Background: Distributed statistical analyses provide a promising approach for privacy protection when analyzing data distributed over several databases. This approach brings the analysis to the data, rather than the data to the analysis. Instead of directly operating on data, the analyst receives anonymous summary statistics, which are combined into an aggregated result. Further, in model development, it is key to evaluate a trained model w.r.t. to its prognostic or predictive performance. For binary classification, one technique is analyzing the receiver operating characteristics (ROC). Hence, we are interested to calculate the area under the curve (AUC) and ROC curve for a binary classification task using a distributed and privacy-preserving approach.
Methods: We employ DataSHIELD as the technology to carry out distributed analyses, and we use a newly developed algorithm to validate the prediction score by conducting distributed and privacy-preserving ROC analysis. Calibration curves are constructed from mean values over sites. The determination of ROC and its AUC is based on a generalized linear model (GLM) approximation of the ROC curve, the ROC-GLM, as well as on ideas of differential privacy (DP). DP adds noise (quantified by the ℓ2 sensitivity Δ2( ˆf)) to the data. The appropriate choice of the ℓ2 sensitivity was studied by simulations.
Results: In our simulation scenario, the true and distributed AUC measures differ by ΔAUC < 0.01 depending on the choice of the differential privacy parameters. It is recommended to check the accuracy of the distributed AUC estimator in specific simulation scenarios when Δ2(ˆf) > 0.07. Here, the accuracy of the distributed AUC estimator may be impaired by too much artificial noise added from DP.

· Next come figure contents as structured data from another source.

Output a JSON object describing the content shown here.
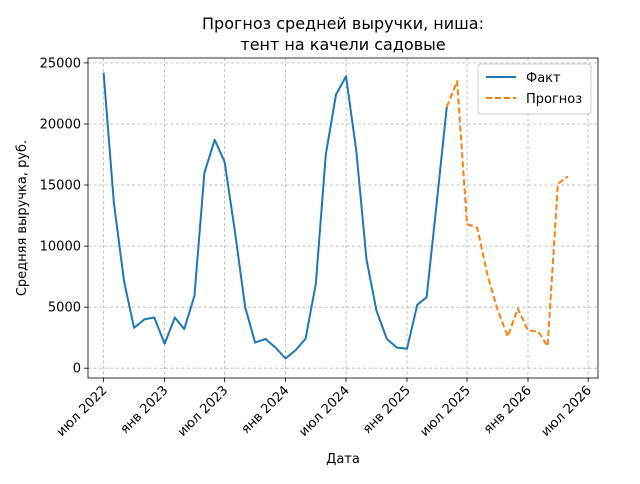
{
  "chart_data": {
    "type": "line",
    "title": "Прогноз средней выручки, ниша:",
    "subtitle": "тент на качели садовые",
    "xlabel": "Дата",
    "ylabel": "Средняя выручка, руб.",
    "ylim": [
      -800,
      25400
    ],
    "xlim": [
      "2022-05-15",
      "2026-07-31"
    ],
    "grid": true,
    "legend_position": "top-right",
    "y_ticks": [
      0,
      5000,
      10000,
      15000,
      20000,
      25000
    ],
    "x_ticks": [
      {
        "date": "2022-07-01",
        "label": "июл 2022"
      },
      {
        "date": "2023-01-01",
        "label": "янв 2023"
      },
      {
        "date": "2023-07-01",
        "label": "июл 2023"
      },
      {
        "date": "2024-01-01",
        "label": "янв 2024"
      },
      {
        "date": "2024-07-01",
        "label": "июл 2024"
      },
      {
        "date": "2025-01-01",
        "label": "янв 2025"
      },
      {
        "date": "2025-07-01",
        "label": "июл 2025"
      },
      {
        "date": "2026-01-01",
        "label": "янв 2026"
      },
      {
        "date": "2026-07-01",
        "label": "июл 2026"
      }
    ],
    "series": [
      {
        "name": "Факт",
        "color": "#1f77b4",
        "style": "solid",
        "points": [
          [
            "2022-07-01",
            24200
          ],
          [
            "2022-08-01",
            13500
          ],
          [
            "2022-09-01",
            7100
          ],
          [
            "2022-10-01",
            3300
          ],
          [
            "2022-11-01",
            4000
          ],
          [
            "2022-12-01",
            4150
          ],
          [
            "2023-01-01",
            2000
          ],
          [
            "2023-02-01",
            4150
          ],
          [
            "2023-03-01",
            3200
          ],
          [
            "2023-04-01",
            5900
          ],
          [
            "2023-05-01",
            16000
          ],
          [
            "2023-06-01",
            18700
          ],
          [
            "2023-07-01",
            16900
          ],
          [
            "2023-08-01",
            11200
          ],
          [
            "2023-09-01",
            5000
          ],
          [
            "2023-10-01",
            2100
          ],
          [
            "2023-11-01",
            2400
          ],
          [
            "2023-12-01",
            1700
          ],
          [
            "2024-01-01",
            800
          ],
          [
            "2024-02-01",
            1500
          ],
          [
            "2024-03-01",
            2400
          ],
          [
            "2024-04-01",
            6900
          ],
          [
            "2024-05-01",
            17500
          ],
          [
            "2024-06-01",
            22400
          ],
          [
            "2024-07-01",
            23900
          ],
          [
            "2024-08-01",
            17800
          ],
          [
            "2024-09-01",
            8900
          ],
          [
            "2024-10-01",
            4700
          ],
          [
            "2024-11-01",
            2400
          ],
          [
            "2024-12-01",
            1700
          ],
          [
            "2025-01-01",
            1600
          ],
          [
            "2025-02-01",
            5200
          ],
          [
            "2025-03-01",
            5800
          ],
          [
            "2025-04-01",
            13600
          ],
          [
            "2025-05-01",
            21400
          ]
        ]
      },
      {
        "name": "Прогноз",
        "color": "#ff7f0e",
        "style": "dashed",
        "points": [
          [
            "2025-05-01",
            21400
          ],
          [
            "2025-06-01",
            23500
          ],
          [
            "2025-07-01",
            11800
          ],
          [
            "2025-08-01",
            11500
          ],
          [
            "2025-09-01",
            7600
          ],
          [
            "2025-10-01",
            4800
          ],
          [
            "2025-11-01",
            2600
          ],
          [
            "2025-12-01",
            4900
          ],
          [
            "2026-01-01",
            3100
          ],
          [
            "2026-02-01",
            3000
          ],
          [
            "2026-03-01",
            1800
          ],
          [
            "2026-04-01",
            15100
          ],
          [
            "2026-05-01",
            15700
          ]
        ]
      }
    ]
  }
}
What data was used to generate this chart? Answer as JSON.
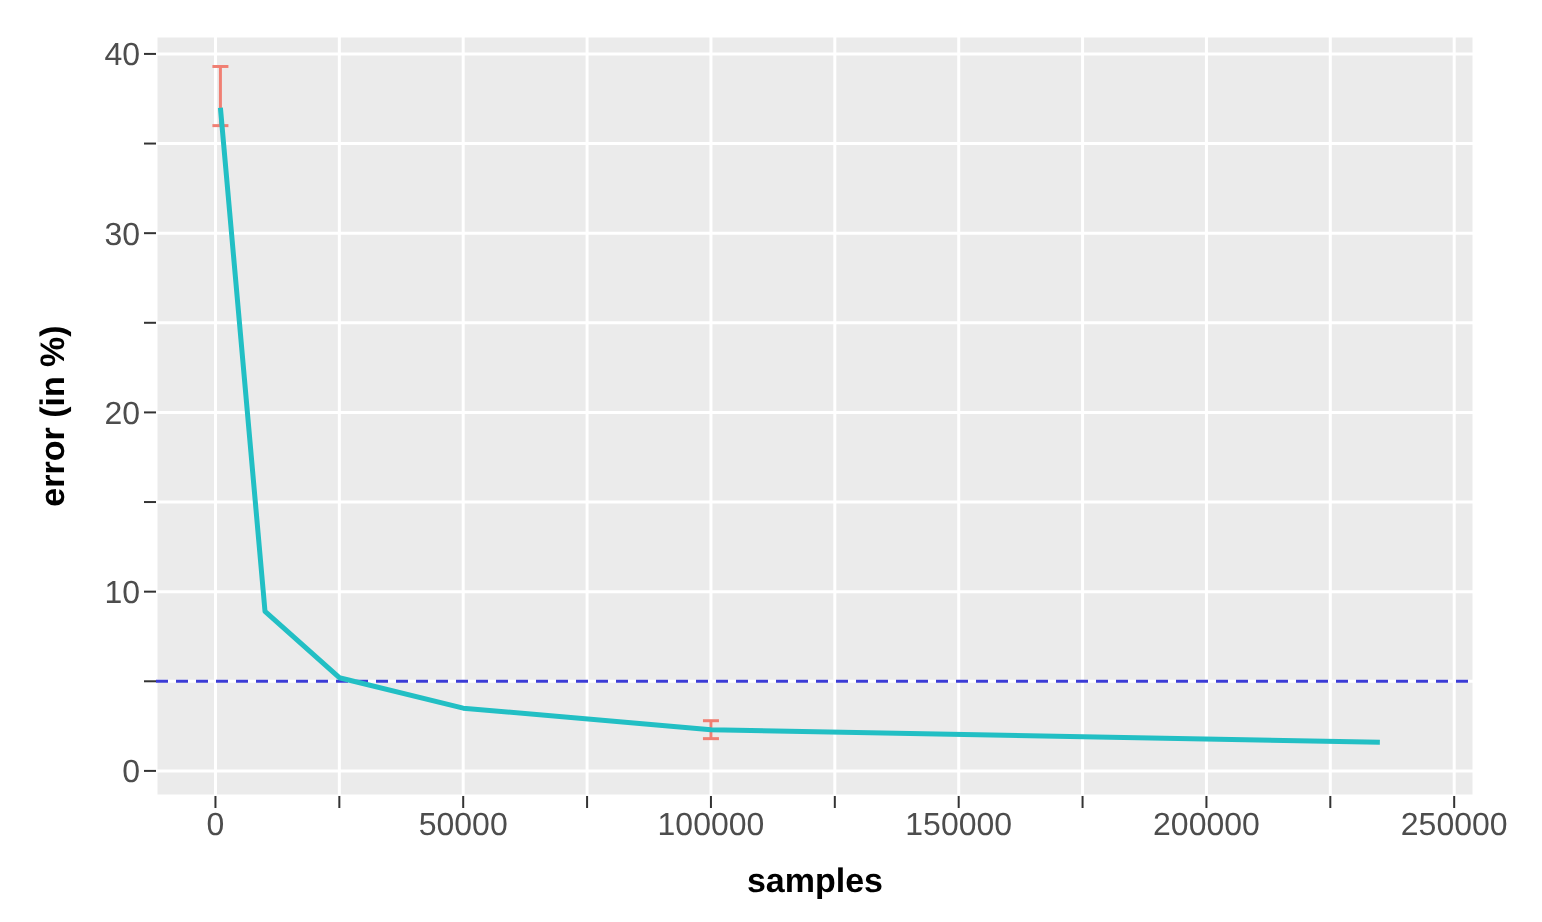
{
  "chart_data": {
    "type": "line",
    "xlabel": "samples",
    "ylabel": "error (in %)",
    "x": [
      1000,
      10000,
      25000,
      50000,
      100000,
      235000
    ],
    "series": [
      {
        "color": "#22bfc4",
        "values": [
          37,
          8.9,
          5.2,
          3.5,
          2.3,
          1.6
        ],
        "errors": [
          [
            36,
            39.3
          ],
          null,
          null,
          null,
          0.5,
          null
        ]
      }
    ],
    "xlim": [
      -12000,
      254000
    ],
    "xticks": [
      0,
      {
        "value": 25000,
        "label": null
      },
      50000,
      {
        "value": 75000,
        "label": null
      },
      100000,
      {
        "value": 125000,
        "label": null
      },
      150000,
      {
        "value": 175000,
        "label": null
      },
      200000,
      {
        "value": 225000,
        "label": null
      },
      250000
    ],
    "ylim": [
      -1.4,
      41
    ],
    "yticks": [
      0,
      {
        "value": 5,
        "label": null
      },
      10,
      {
        "value": 15,
        "label": null
      },
      20,
      {
        "value": 25,
        "label": null
      },
      30,
      {
        "value": 35,
        "label": null
      },
      40
    ],
    "ref_lines": [
      {
        "axis": "y",
        "value": 5,
        "color": "#3b3bd6",
        "line_style": "dashed"
      }
    ],
    "grid": true,
    "marker": "none",
    "line_style": "solid"
  }
}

Conclusions: The applicability of our algorithms depends on the sensitivity of the underlying statistical/predictive model. The simulations carried out have shown that the approximation error is acceptable for the majority of simulated cases. For models with high sensitivity, the privacy parameters must be set accordingly higher to ensure sufficient privacy protection, which affects the approximation error. This work shows that complex measures, as the AUC, are applicable for validation in distributed setups while preserving an individual’s privacy.